A HCW cluster of 31 cases is looming in three hospitals in Sabah, Queen Elizabeth 2 Hospital; Women and Children’s Hospital, Likas; and Keningau Hospital and the MOH insists that “none of them were infected while handling Covid-19 patients”.

We’ve learnt from the grapevine that 17 nurses in an MOH Covid-19 hospital tested positive. We await confirmation or otherwise of this unofficial news.

The nuances from the MOH seems to suggest that our HCW are somewhat “immune” to hospital-acquired Covid-19 infections.

With the cry for PPEs from our health care workforce on the ground and the admission of the MOH on the depleting supplies of PPE, it is not too difficult to anticipate breakthrough Covid-19 infections among our HCW.

We, the rakyat, must therefore be uncompromising in our quest to protect our frontliner HCW with adequate and appropriate PPEs.

Clapping our hands from our apartment verandahs and blaring our motor car horns helps to boost our HCW morale, but more importantly we must sound to the higher authorities, the MKN (Majlis Keselamatan Negara) and its operative NADMA (National Disaster Management Agency) and the MOH, to unfailingly arm our HCW with enough and proper PPEs to wage the war against the invisible enemy or risk morbidities and mortalities among our largely young house-officers, medical officers, nurses and allied health professionals.

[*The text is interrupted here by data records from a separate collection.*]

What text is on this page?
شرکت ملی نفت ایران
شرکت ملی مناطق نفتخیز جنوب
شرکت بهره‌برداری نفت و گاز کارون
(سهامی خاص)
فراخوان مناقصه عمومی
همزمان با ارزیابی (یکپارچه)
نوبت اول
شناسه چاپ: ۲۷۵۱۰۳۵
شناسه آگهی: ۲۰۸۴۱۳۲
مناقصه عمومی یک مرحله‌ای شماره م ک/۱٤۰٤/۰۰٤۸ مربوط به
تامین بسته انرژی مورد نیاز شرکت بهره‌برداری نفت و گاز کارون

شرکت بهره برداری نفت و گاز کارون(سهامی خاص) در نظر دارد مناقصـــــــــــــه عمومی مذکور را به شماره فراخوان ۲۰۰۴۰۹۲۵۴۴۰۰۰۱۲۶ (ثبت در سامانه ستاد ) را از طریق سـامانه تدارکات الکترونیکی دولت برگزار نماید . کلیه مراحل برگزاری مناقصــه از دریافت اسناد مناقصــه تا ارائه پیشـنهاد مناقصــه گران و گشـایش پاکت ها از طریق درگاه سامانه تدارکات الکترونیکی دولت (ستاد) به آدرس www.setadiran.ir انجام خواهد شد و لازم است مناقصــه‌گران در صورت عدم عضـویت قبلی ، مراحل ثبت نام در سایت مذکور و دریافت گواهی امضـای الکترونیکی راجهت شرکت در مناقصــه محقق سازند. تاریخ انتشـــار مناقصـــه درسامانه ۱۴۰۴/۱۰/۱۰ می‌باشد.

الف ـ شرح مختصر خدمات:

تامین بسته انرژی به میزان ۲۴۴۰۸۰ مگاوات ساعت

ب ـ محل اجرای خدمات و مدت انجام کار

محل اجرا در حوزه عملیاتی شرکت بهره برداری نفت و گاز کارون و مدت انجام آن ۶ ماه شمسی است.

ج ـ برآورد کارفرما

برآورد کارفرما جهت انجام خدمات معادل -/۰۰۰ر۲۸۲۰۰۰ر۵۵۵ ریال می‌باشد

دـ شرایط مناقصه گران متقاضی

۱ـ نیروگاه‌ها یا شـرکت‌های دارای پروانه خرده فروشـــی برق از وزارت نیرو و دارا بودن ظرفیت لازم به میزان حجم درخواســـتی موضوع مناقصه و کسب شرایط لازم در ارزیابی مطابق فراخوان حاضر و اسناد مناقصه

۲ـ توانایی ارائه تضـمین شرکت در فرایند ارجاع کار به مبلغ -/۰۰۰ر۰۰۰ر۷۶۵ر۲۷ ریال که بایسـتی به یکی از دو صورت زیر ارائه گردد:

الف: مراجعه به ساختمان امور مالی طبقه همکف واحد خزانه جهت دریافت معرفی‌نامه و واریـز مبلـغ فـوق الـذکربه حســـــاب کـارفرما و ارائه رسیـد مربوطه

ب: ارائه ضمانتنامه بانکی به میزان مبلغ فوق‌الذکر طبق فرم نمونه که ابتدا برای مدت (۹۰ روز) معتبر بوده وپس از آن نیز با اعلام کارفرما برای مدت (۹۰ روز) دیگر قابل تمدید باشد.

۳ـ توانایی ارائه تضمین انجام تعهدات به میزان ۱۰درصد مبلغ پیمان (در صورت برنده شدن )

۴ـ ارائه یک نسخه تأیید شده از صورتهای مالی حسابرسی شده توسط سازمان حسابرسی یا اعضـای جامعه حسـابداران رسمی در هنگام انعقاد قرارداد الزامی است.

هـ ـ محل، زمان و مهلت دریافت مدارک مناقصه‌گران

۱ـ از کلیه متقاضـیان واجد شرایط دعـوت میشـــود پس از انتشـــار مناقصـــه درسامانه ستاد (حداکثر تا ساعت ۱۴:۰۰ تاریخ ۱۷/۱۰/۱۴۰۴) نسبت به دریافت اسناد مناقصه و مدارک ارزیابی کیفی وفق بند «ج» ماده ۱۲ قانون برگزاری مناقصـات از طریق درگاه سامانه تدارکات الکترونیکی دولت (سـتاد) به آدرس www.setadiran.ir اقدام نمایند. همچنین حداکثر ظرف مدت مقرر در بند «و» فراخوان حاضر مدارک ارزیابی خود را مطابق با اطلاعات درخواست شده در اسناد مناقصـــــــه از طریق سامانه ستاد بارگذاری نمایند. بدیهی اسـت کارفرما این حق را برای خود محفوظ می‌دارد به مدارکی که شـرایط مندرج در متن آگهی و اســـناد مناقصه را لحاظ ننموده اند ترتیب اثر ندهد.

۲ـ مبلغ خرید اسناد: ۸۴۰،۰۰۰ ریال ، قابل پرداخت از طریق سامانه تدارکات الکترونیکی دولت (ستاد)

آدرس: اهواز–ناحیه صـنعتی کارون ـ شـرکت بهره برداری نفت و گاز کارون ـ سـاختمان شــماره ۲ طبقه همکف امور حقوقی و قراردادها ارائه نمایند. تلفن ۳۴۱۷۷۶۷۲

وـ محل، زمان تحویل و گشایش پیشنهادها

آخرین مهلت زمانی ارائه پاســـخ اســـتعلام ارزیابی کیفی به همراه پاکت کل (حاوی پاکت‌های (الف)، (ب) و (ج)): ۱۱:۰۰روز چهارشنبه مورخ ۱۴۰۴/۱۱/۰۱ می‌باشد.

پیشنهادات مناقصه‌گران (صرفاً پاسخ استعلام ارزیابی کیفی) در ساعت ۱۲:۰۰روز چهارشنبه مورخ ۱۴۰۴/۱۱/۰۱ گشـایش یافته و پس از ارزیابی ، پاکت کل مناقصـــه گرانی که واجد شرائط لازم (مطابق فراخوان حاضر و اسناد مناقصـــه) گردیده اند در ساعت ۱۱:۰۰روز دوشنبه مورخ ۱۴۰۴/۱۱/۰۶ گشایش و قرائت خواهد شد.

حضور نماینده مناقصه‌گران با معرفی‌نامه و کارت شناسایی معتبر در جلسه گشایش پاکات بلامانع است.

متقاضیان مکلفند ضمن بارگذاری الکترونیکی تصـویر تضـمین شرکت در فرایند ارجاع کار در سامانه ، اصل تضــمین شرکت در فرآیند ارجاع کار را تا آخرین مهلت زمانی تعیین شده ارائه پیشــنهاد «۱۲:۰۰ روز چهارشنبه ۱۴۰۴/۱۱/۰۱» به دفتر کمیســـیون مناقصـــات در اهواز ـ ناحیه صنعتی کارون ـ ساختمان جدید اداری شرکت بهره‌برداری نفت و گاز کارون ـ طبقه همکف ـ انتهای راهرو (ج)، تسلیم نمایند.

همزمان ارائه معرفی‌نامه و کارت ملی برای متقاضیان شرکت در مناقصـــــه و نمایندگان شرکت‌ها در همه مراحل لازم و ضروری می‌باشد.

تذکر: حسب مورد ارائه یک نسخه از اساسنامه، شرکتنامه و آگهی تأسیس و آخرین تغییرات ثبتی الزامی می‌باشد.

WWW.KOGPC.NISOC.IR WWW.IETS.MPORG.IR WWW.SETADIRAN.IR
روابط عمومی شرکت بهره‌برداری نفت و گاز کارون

It is for these “voice-less” junior doctors, nurses and other HCW that I will unflinchingly raise the proverbial Covid-19 red flag to ensure their physical health, their emotions, their welfare, the welfare of their loved ones and their very lives are protected.

God bless our HCW.

Dr Musa Mohd Nordin is a paediatrician and chairman of the FIMA Advisory Council.

  • This is the personal opinion of the writer or publication and does not necessarily represent the views of CodeBlue.